Personally, I prefer "iron-man" style games. Once my character "dies" in most online games, everything afterwards seems like a cheat. On the other hand, "iron-man" games have their own drawbacks - especially those that delight in killing you over and over. I've been playing ADOM lately, an old rogue-like that I enjoyed in the past. What's amazing (and frustrating) is how many ways there are to die. I've been killed by monsters. I've been killed by traps. I've starved to death. I've poisoned myself. I've died from sickness. I've died from old age. I've died from my own lightning bolt that ricocheted off a wall. I've died when my pet got confused and bit me on accident. Once I even died when my strength spell ran out and I was crushed under my own equipment. Each time, the character is gone, and I start over from scratch. This can be a lot of fun as a single-player experience, but I'd generally expect a multi-player game to need more continuity.

Is the key then finding a way for players to ride the edge of safety without truly endangering themselves? Seems like a contradiction in terminology. However, this is the route many online games are taking. Some consider most "deaths" instead to have knocked the character out. Alternately, the character can prepare a clone or some such insurance to continue life when their previous body is destroyed. One solution I've seen would take control of your character, making them go chicken whenever they get in over their heads.

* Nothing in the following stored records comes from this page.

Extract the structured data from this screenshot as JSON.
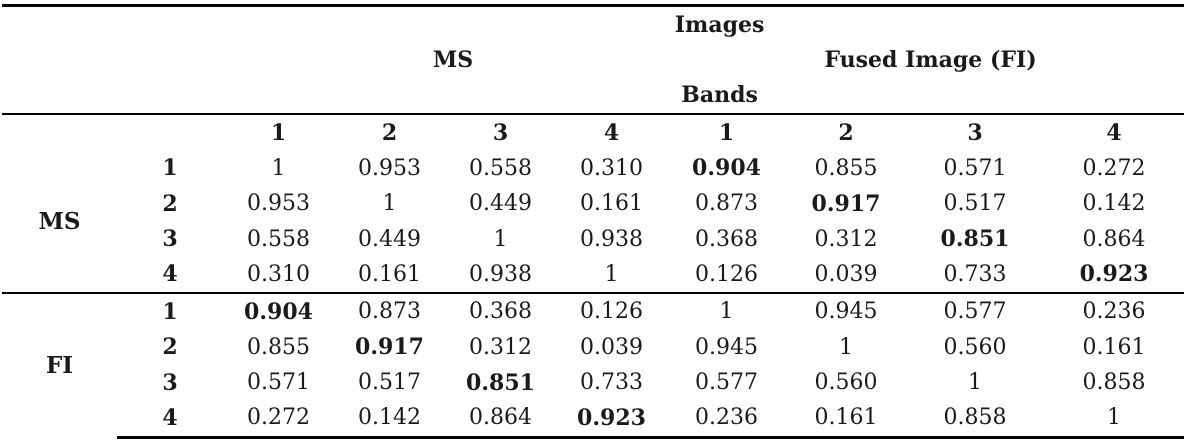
{
  "header": {
    "images": "Images",
    "ms": "MS",
    "fused": "Fused Image (FI)",
    "bands": "Bands"
  },
  "column_bands": [
    "1",
    "2",
    "3",
    "4",
    "1",
    "2",
    "3",
    "4"
  ],
  "groups": [
    {
      "label": "MS",
      "rows": [
        {
          "band": "1",
          "values": [
            "1",
            "0.953",
            "0.558",
            "0.310",
            "0.904",
            "0.855",
            "0.571",
            "0.272"
          ],
          "bold": [
            4
          ]
        },
        {
          "band": "2",
          "values": [
            "0.953",
            "1",
            "0.449",
            "0.161",
            "0.873",
            "0.917",
            "0.517",
            "0.142"
          ],
          "bold": [
            5
          ]
        },
        {
          "band": "3",
          "values": [
            "0.558",
            "0.449",
            "1",
            "0.938",
            "0.368",
            "0.312",
            "0.851",
            "0.864"
          ],
          "bold": [
            6
          ]
        },
        {
          "band": "4",
          "values": [
            "0.310",
            "0.161",
            "0.938",
            "1",
            "0.126",
            "0.039",
            "0.733",
            "0.923"
          ],
          "bold": [
            7
          ]
        }
      ]
    },
    {
      "label": "FI",
      "rows": [
        {
          "band": "1",
          "values": [
            "0.904",
            "0.873",
            "0.368",
            "0.126",
            "1",
            "0.945",
            "0.577",
            "0.236"
          ],
          "bold": [
            0
          ]
        },
        {
          "band": "2",
          "values": [
            "0.855",
            "0.917",
            "0.312",
            "0.039",
            "0.945",
            "1",
            "0.560",
            "0.161"
          ],
          "bold": [
            1
          ]
        },
        {
          "band": "3",
          "values": [
            "0.571",
            "0.517",
            "0.851",
            "0.733",
            "0.577",
            "0.560",
            "1",
            "0.858"
          ],
          "bold": [
            2
          ]
        },
        {
          "band": "4",
          "values": [
            "0.272",
            "0.142",
            "0.864",
            "0.923",
            "0.236",
            "0.161",
            "0.858",
            "1"
          ],
          "bold": [
            3
          ]
        }
      ]
    }
  ]
}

Of course, in our imperfect online environment, no solution is ever going to be perfect. When a server disconnect can kill your character, the degree of frustration could turn most players completely off. Worse, a single grief-player could ruin years of careful hard work and continuity. Although, in both cases, by using some of the solutions above, perhaps these problems could be mitigated. On the other hand, from what I've seen, the more margins of safety you provide, the further players will feel free to push it.